Rosby, a junior from Zimmerman, is typical on the Sting with his limited football experience.

Tristen Rosby cranked up for a pass that Austin Kurilla caught for a two-point conversion to give the Sting a 22-20 lead. (Photo by Bruce Strand)


“I played youth football in Zimmerman,” he said. “Eighth grade was my last year. IĀ  played quarterback, but was not the starter. When I came to Spectrum, it was weird not playing football for two years. When I heard Spectrum was going to start football, I was pretty excited. It’s an honor to be part of the first team here.”

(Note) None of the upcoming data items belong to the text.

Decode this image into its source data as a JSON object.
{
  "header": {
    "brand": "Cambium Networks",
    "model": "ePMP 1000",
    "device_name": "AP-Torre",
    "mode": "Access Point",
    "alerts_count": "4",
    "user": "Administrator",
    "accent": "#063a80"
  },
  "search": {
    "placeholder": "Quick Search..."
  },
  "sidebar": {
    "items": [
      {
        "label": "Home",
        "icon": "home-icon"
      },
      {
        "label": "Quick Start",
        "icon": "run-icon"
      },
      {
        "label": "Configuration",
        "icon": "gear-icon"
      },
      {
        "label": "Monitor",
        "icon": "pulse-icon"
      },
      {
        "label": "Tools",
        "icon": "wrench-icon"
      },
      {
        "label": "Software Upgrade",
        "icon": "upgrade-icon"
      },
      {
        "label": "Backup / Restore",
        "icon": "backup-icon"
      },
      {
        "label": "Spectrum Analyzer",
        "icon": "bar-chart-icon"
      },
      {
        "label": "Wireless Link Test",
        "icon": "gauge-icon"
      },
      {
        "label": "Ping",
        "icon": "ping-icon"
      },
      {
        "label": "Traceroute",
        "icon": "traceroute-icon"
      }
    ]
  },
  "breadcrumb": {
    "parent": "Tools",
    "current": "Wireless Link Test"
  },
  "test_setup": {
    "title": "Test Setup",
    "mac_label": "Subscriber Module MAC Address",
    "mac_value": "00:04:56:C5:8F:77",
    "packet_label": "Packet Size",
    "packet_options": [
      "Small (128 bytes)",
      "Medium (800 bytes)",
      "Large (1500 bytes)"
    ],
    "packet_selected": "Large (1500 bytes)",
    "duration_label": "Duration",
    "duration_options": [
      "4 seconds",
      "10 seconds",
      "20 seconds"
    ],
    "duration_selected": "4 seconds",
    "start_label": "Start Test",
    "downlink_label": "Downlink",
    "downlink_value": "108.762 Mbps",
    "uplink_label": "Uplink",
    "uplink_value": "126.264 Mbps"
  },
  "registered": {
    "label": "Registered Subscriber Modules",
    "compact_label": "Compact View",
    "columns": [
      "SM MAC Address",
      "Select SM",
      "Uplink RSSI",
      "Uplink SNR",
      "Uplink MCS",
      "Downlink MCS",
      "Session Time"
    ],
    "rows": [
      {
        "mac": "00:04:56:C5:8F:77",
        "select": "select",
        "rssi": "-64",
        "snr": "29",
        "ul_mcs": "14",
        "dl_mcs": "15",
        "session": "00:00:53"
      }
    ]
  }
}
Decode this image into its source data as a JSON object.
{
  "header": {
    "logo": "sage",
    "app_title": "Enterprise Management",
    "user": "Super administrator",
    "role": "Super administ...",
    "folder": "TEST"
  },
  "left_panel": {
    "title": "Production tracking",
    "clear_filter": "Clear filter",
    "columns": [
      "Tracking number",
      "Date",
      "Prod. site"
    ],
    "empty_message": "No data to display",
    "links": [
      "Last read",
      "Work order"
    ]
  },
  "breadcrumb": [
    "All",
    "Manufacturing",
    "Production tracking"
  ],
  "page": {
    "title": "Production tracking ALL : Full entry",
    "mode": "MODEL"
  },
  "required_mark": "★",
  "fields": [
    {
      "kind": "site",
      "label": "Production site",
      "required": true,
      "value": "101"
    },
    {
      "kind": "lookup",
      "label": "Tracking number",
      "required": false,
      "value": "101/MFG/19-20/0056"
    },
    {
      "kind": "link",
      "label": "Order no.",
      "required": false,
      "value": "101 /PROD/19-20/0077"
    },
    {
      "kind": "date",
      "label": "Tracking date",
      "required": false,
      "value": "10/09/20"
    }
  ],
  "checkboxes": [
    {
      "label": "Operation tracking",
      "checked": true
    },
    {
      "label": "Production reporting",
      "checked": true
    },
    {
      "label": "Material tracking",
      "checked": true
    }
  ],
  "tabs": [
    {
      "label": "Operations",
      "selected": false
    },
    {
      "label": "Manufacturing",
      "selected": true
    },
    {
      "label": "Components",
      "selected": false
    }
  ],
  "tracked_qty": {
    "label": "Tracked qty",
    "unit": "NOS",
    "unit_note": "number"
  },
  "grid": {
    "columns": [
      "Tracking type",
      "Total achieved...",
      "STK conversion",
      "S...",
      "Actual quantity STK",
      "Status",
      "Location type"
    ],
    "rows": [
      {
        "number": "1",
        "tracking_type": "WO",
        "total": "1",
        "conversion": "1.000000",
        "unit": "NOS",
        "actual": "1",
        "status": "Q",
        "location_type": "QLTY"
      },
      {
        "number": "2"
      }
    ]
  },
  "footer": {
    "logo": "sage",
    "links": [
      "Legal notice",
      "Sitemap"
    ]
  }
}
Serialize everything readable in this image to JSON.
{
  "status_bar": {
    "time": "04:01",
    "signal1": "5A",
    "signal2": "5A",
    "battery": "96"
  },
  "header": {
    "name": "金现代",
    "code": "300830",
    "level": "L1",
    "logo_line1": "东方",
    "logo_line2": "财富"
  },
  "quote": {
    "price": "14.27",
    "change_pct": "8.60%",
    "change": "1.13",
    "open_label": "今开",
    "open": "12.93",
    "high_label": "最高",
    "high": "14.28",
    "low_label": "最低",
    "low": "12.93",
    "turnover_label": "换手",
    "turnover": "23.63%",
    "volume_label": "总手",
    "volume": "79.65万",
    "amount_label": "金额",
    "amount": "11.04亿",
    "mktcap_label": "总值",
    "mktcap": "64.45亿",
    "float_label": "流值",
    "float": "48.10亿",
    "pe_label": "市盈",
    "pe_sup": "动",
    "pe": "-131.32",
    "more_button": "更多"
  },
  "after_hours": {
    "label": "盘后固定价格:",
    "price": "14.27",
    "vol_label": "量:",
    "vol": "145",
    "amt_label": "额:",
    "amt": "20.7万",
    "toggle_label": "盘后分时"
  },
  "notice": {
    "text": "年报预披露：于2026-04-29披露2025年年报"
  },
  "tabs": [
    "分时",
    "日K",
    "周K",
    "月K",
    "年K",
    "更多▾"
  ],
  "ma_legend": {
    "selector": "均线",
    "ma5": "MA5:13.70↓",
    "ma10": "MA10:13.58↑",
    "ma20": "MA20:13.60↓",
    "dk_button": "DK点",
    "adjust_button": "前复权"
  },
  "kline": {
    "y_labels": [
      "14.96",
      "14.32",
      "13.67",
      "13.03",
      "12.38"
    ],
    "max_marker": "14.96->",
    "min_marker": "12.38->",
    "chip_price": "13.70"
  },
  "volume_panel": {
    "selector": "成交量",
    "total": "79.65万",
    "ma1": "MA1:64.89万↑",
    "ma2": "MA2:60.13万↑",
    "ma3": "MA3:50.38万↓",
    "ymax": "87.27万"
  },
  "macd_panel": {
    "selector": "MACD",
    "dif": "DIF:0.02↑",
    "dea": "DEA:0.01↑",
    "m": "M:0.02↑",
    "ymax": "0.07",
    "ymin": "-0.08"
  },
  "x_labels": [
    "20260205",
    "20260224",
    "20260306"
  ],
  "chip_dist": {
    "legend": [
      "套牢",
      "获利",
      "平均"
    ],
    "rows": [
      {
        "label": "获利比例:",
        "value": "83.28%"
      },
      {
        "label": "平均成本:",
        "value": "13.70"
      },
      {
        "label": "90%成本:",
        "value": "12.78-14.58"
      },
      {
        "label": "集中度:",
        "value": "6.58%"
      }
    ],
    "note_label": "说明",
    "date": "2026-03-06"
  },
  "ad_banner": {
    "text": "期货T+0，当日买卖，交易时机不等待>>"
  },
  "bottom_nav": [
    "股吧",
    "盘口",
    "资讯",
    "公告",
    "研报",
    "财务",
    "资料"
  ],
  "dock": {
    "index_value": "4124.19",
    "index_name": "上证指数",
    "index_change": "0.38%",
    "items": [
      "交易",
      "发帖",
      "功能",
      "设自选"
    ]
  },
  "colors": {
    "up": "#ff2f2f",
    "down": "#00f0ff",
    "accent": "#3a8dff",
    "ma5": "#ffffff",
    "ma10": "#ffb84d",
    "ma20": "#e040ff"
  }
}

Specrum led 14-6 after Ildvad’s two touchdowns. MSAD took the lead 20-14 with a pair of short touchdown runs by quarterback Brennan McDonough, a 60-yard fumble recovery run for a TD by lineman Sammy Ellenbacker, and a safety on a quarterback sack by Shaun Novella after pinning the Trojans on their two-yard-line with a kickoff.

Jordy Ildvad (2) of Spectrum collared MSAD’s Junior Peters, and Logan Collett (12) came up to help out. (Photo by Bruce Strand)

After the Sting took the lead 22-20, MSAD had a 50-yard pass play from McDonough to Tommy Ellenbecker, but the Sting were able to make two defensive stops in their territory in the time remaining.

This was only the second home game for Spectrum, which had to hastily arrange an independent schedule after deciding last March to start a football team. The Sting were 2-0 at home.

The Sting will have a road game in Section 4AA next Tuesday.